(448) Human CD127⁺CD45RA⁺CCR7⁻CD8⁺ T cells represent an early-memory population governed by FOXP1

Introduction/Rationale: Following viral infection, naïve CD8+ T cells differentiate into effector and memory populations that eliminate infected cells and establish long-term immunity. Yet, the regulatory mechanisms directing the differentiation toward a memory fate remain unclear. Here, we aim to delineate the differentiation trajectories of antigen-specific human CD8⁺ T cells following cognate antigen stimulation, and to identify an early-memory subset with a durable memory potential.

Methods: Sequential peripheral blood samples were collected from healthy donors, vaccinated with BNT162b2 vaccine who subsequently experienced breakthrough infection, allowing longitudinal profiling of antigen-specific responses. Single-cell RNA sequencing integrated with DNA-barcoded MHC-I multimers was used to identify SARS-CoV-2 spike-specific CD8+ T cells. To further asses epigenetic regulation, parallel single-nucleus RNA and ATAC sequencing in a murine influenza A infection model was conducted.

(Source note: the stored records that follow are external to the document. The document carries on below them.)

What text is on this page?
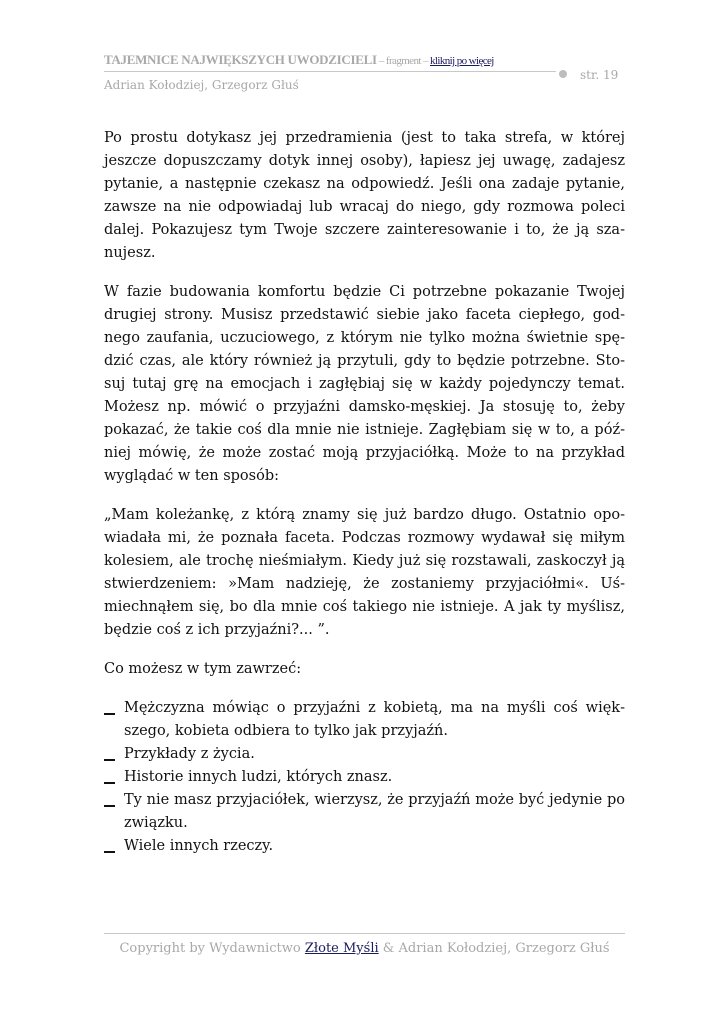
TAJEMNICE NAJWIĘKSZYCH UWODZICIELI – fragment – kliknij po więcej
str. 19
Adrian Kołodziej, Grzegorz Głuś

Po prostu dotykasz jej przedramienia (jest to taka strefa, w której jeszcze dopuszczamy dotyk innej osoby), łapiesz jej uwagę, zadajesz pytanie, a następnie czekasz na odpowiedź. Jeśli ona zadaje pytanie, zawsze na nie odpowiadaj lub wracaj do niego, gdy rozmowa poleci dalej. Pokazujesz tym Twoje szczere zainteresowanie i to, że ją szanujesz.

W fazie budowania komfortu będzie Ci potrzebne pokazanie Twojej drugiej strony. Musisz przedstawić siebie jako faceta ciepłego, godnego zaufania, uczuciowego, z którym nie tylko można świetnie spędzić czas, ale który również ją przytuli, gdy to będzie potrzebne. Stosuj tutaj grę na emocjach i zagłębiaj się w każdy pojedynczy temat. Możesz np. mówić o przyjaźni damsko-męskiej. Ja stosuję to, żeby pokazać, że takie coś dla mnie nie istnieje. Zagłębiam się w to, a później mówię, że może zostać moją przyjaciółką. Może to na przykład wyglądać w ten sposób:

„Mam koleżankę, z którą znamy się już bardzo długo. Ostatnio opowiadała mi, że poznała faceta. Podczas rozmowy wydawał się miłym kolesiem, ale trochę nieśmiałym. Kiedy już się rozstawali, zaskoczył ją stwierdzeniem: »Mam nadzieję, że zostaniemy przyjaciółmi«. Uśmiechnąłem się, bo dla mnie coś takiego nie istnieje. A jak ty myślisz, będzie coś z ich przyjaźni?... ”.

Co możesz w tym zawrzeć:

Mężczyzna mówiąc o przyjaźni z kobietą, ma na myśli coś większego, kobieta odbiera to tylko jak przyjaźń.
Przykłady z życia.
Historie innych ludzi, których znasz.
Ty nie masz przyjaciółek, wierzysz, że przyjaźń może być jedynie po związku.
Wiele innych rzeczy.
Copyright by Wydawnictwo Złote Myśli & Adrian Kołodziej, Grzegorz Głuś
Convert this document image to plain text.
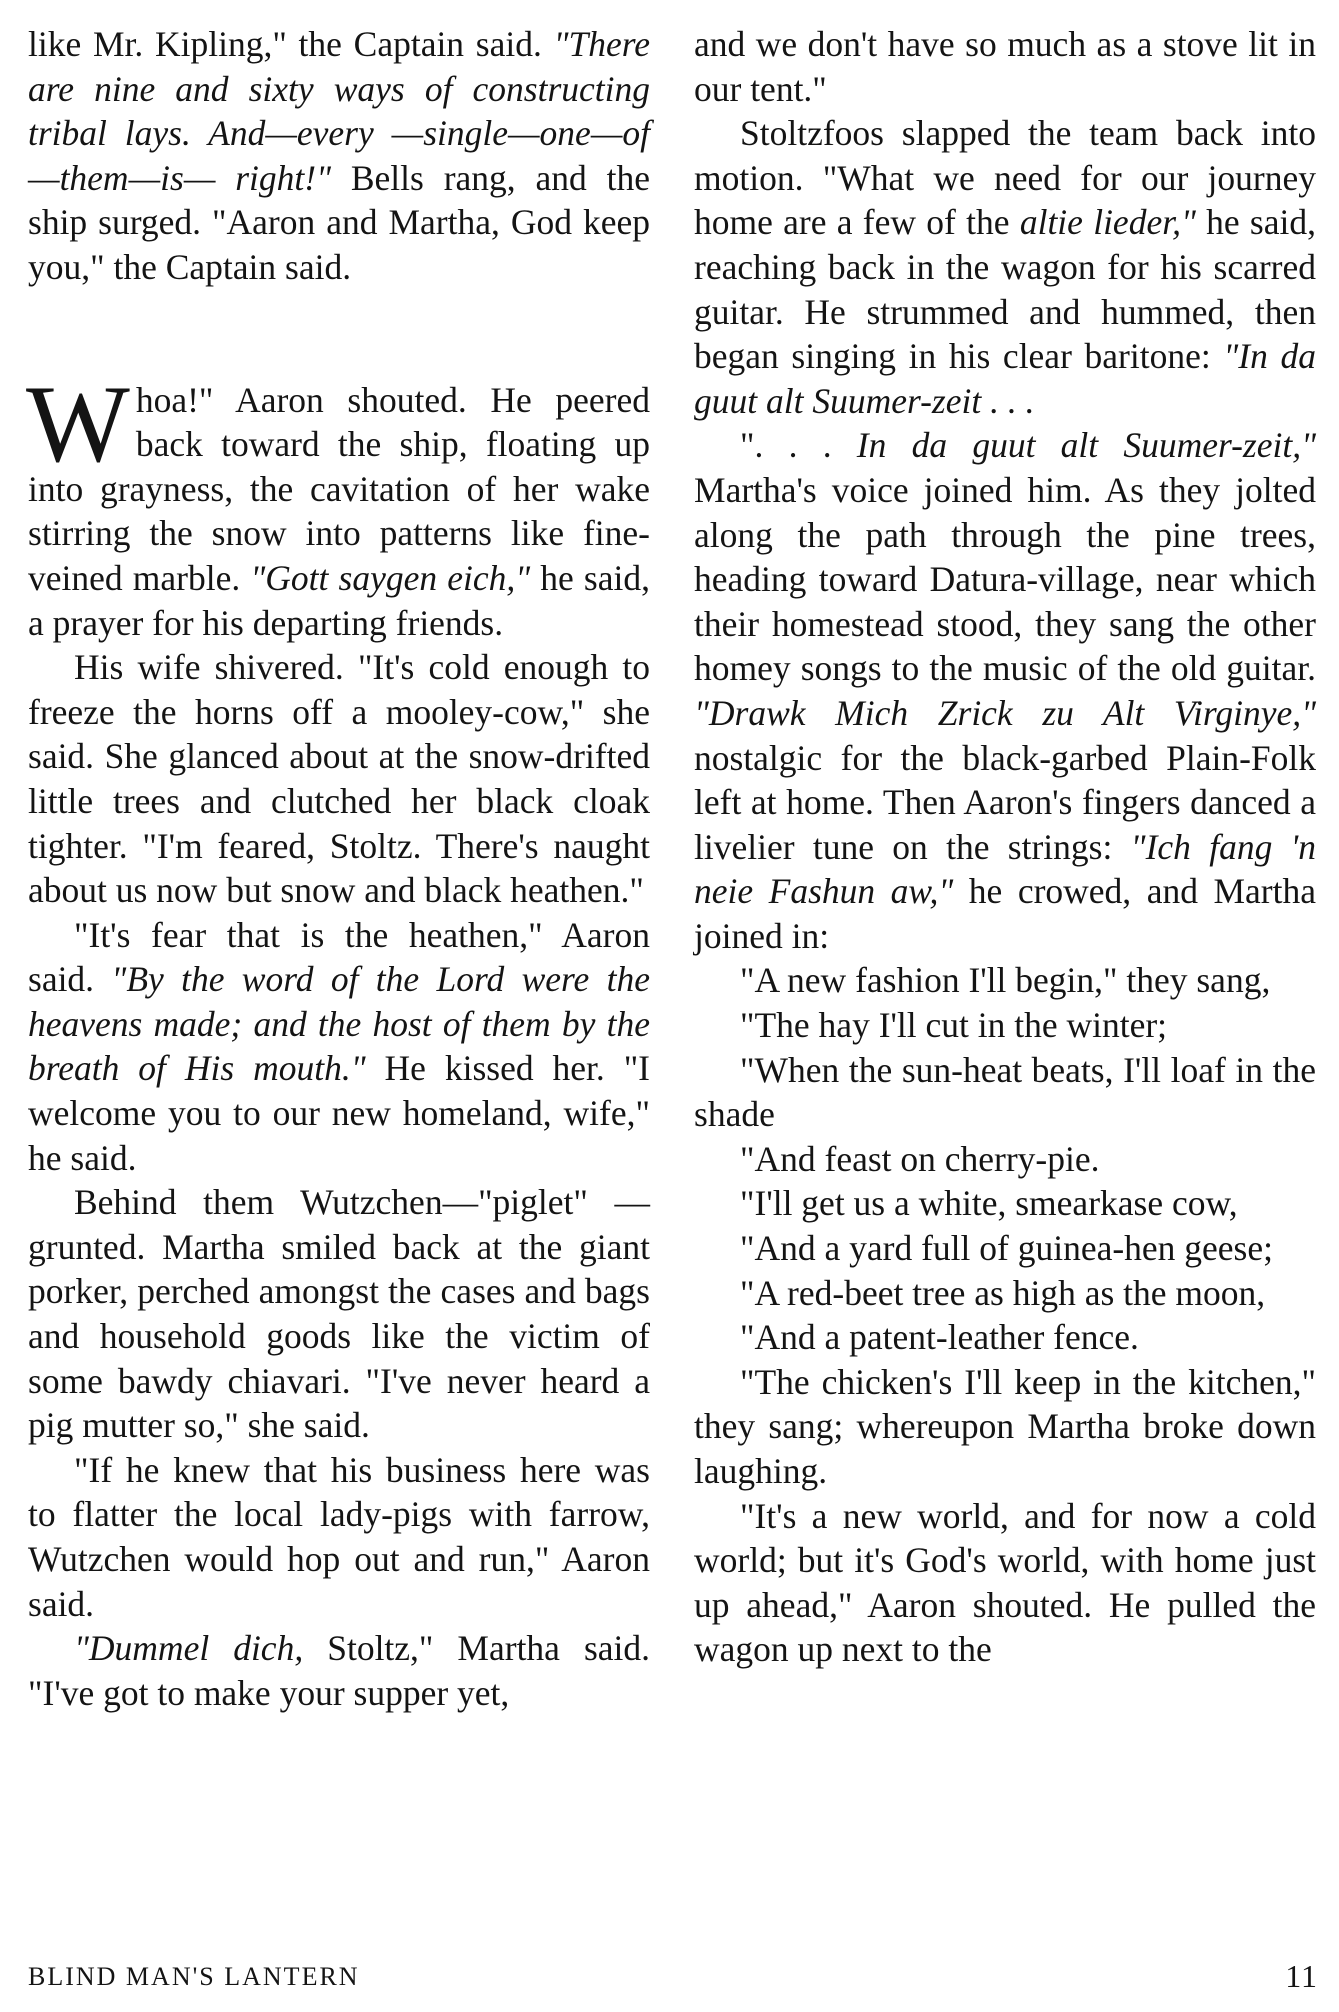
like Mr. Kipling," the Captain said. "There are nine and sixty ways of constructing tribal lays. And—every —single—one—of—them—is— right!" Bells rang, and the ship surged. "Aaron and Martha, God keep you," the Captain said.

Whoa!" Aaron shouted. He peered back toward the ship, floating up into grayness, the cavitation of her wake stirring the snow into patterns like fine-veined marble. "Gott saygen eich," he said, a prayer for his departing friends.

His wife shivered. "It's cold enough to freeze the horns off a mooley-cow," she said. She glanced about at the snow-drifted little trees and clutched her black cloak tighter. "I'm feared, Stoltz. There's naught about us now but snow and black heathen."

"It's fear that is the heathen," Aaron said. "By the word of the Lord were the heavens made; and the host of them by the breath of His mouth." He kissed her. "I welcome you to our new homeland, wife," he said.

Behind them Wutzchen—"piglet" —grunted. Martha smiled back at the giant porker, perched amongst the cases and bags and household goods like the victim of some bawdy chiavari. "I've never heard a pig mutter so," she said.

"If he knew that his business here was to flatter the local lady-pigs with farrow, Wutzchen would hop out and run," Aaron said.

"Dummel dich, Stoltz," Martha said. "I've got to make your supper yet,

and we don't have so much as a stove lit in our tent."

Stoltzfoos slapped the team back into motion. "What we need for our journey home are a few of the altie lieder," he said, reaching back in the wagon for his scarred guitar. He strummed and hummed, then began singing in his clear baritone: "In da guut alt Suumer-zeit . . .

". . . In da guut alt Suumer-zeit," Martha's voice joined him. As they jolted along the path through the pine trees, heading toward Datura-village, near which their homestead stood, they sang the other homey songs to the music of the old guitar. "Drawk Mich Zrick zu Alt Virginye," nostalgic for the black-garbed Plain-Folk left at home. Then Aaron's fingers danced a livelier tune on the strings: "Ich fang 'n neie Fashun aw," he crowed, and Martha joined in:

"A new fashion I'll begin," they sang,

"The hay I'll cut in the winter;

"When the sun-heat beats, I'll loaf in the shade

"And feast on cherry-pie.

"I'll get us a white, smearkase cow,

"And a yard full of guinea-hen geese;

"A red-beet tree as high as the moon,

"And a patent-leather fence.

"The chicken's I'll keep in the kitchen," they sang; whereupon Martha broke down laughing.

"It's a new world, and for now a cold world; but it's God's world, with home just up ahead," Aaron shouted. He pulled the wagon up next to the

BLIND MAN'S LANTERN	11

Results: Regulatory network and trajectory analyses revealed a distinct early-memory population, uniquely exhibiting transcription factor FOXP1, within a spike-specific effector CD8 cluster. The analogous population in the murine model exhibited increased chromatin accessibility and FOXP1 motif enrichment. Phenotypically, FOXP1+ early-memory population showed a CD45RA⁺ effector memory T (TEMRA)-like surface expression with a loss of CCR7 expression while uniquely expressing CD127, suggesting functional heterogeneity within the TEMRA population. Functionally, FOXP1 knockdown reduced the expression level of TCF-1 in TCR-stimulated CD8+ T cells, implicating the role of FOXP1 in maintaining T-cell stemness.

Conclusion: Our results identify that the CD127⁺CD45RA⁺CCR7⁻CD8⁺ T cell subset represents an early-memory population with the potential to generate durable memory responses, and FOXP1 is a key regulator of this population. Our findings provide mechanistic insights into transcriptional and epigenetic regulation of memory CD8⁺ T-cell generation.